TIP27: a novel repressor of the nuclear orphan receptor TAK1/TR4

Takeshi Nakajima  1 Sanae FujinoGen NakanishiYong-Sik KimAnton M Jetten
Affiliations

TIP27: a novel repressor of the nuclear orphan receptor TAK1/TR4

Takeshi Nakajima et al. Nucleic Acids Res. .

Abstract

The nuclear orphan receptor TAK1/TR4 functions as a positive as well as a negative regulator of transcription; however, little is known about the factors regulating or mediating its activity. Yeast two-hybrid analysis using the ligand-binding domain (LBD) of TAK1 as bait identified a novel TAK1-interacting protein, referred to as TIP27, which functions as a repressor of TAK1-mediated transactivation. TIP27 is a 27 kDa protein containing two zinc finger motifs.

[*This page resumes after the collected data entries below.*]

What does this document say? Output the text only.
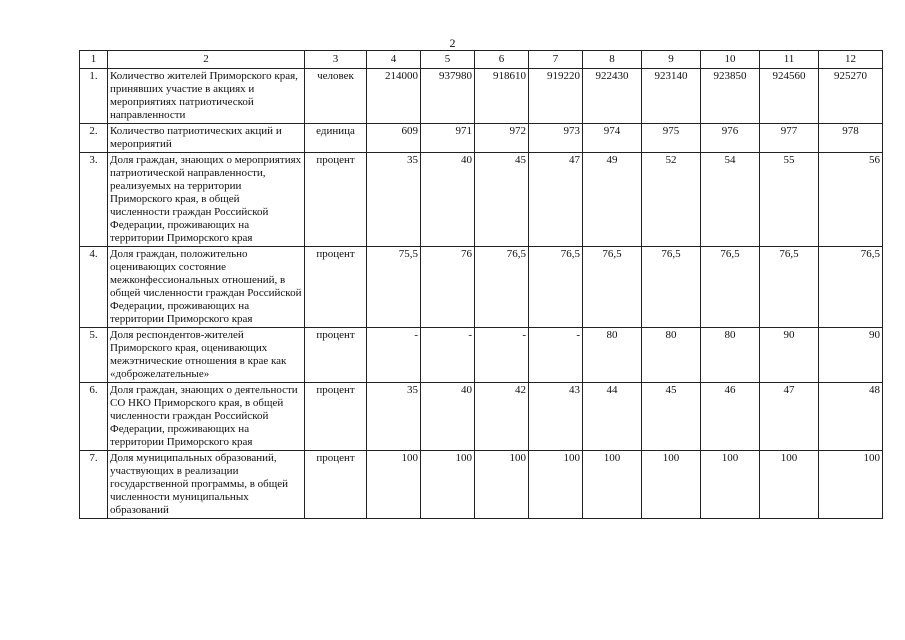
2
1	2	3	4	5	6	7	8	9	10	11	12
1.	Количество жителей Приморского края, принявших участие в акциях и мероприятиях патриотической направленности	человек	214000	937980	918610	919220	922430	923140	923850	924560	925270
2.	Количество патриотических акций и мероприятий	единица	609	971	972	973	974	975	976	977	978
3.	Доля граждан, знающих о мероприятиях патриотической направленности, реализуемых на территории Приморского края, в общей численности граждан Российской Федерации, проживающих на территории Приморского края	процент	35	40	45	47	49	52	54	55	56
4.	Доля граждан, положительно оценивающих состояние межконфессиональных отношений, в общей численности граждан Российской Федерации, проживающих на территории Приморского края	процент	75,5	76	76,5	76,5	76,5	76,5	76,5	76,5	76,5
5.	Доля респондентов-жителей Приморского края, оценивающих межэтнические отношения в крае как «доброжелательные»	процент	-	-	-	-	80	80	80	90	90
6.	Доля граждан, знающих о деятельности СО НКО Приморского края, в общей численности граждан Российской Федерации, проживающих на территории Приморского края	процент	35	40	42	43	44	45	46	47	48
7.	Доля муниципальных образований, участвующих в реализации государственной программы, в общей численности муниципальных образований	процент	100	100	100	100	100	100	100	100	100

Mammalian two-hybrid analysis showed that TIP27 interacts specifically with TAK1 and not with several other nuclear receptors tested. The region between Asp39 and Lys79 of TIP27, referred to as TAK1-interaction domain (TID), is critical for its interaction with TAK1 while the TAK1-LBD from helix 3 until the C-terminus is required for the optimal interaction with TIP27. Pull-down assays demonstrated that the TIP27 physically interacts with TAK1 and supported the critical importance of the TID. Confocal microscopy showed that in the nucleus, TIP27 and TAK1 co-localize. TIP27 acts as a strong repressor of DR1-dependent transcriptional activation by TAK1. This repression does not involve the inhibition of TAK1 homodimerization or DR1 binding but may be due to an effect on co-activator recruitment by TAK1. Our results indicate that TIP27 functions as a TAK1-selective repressor.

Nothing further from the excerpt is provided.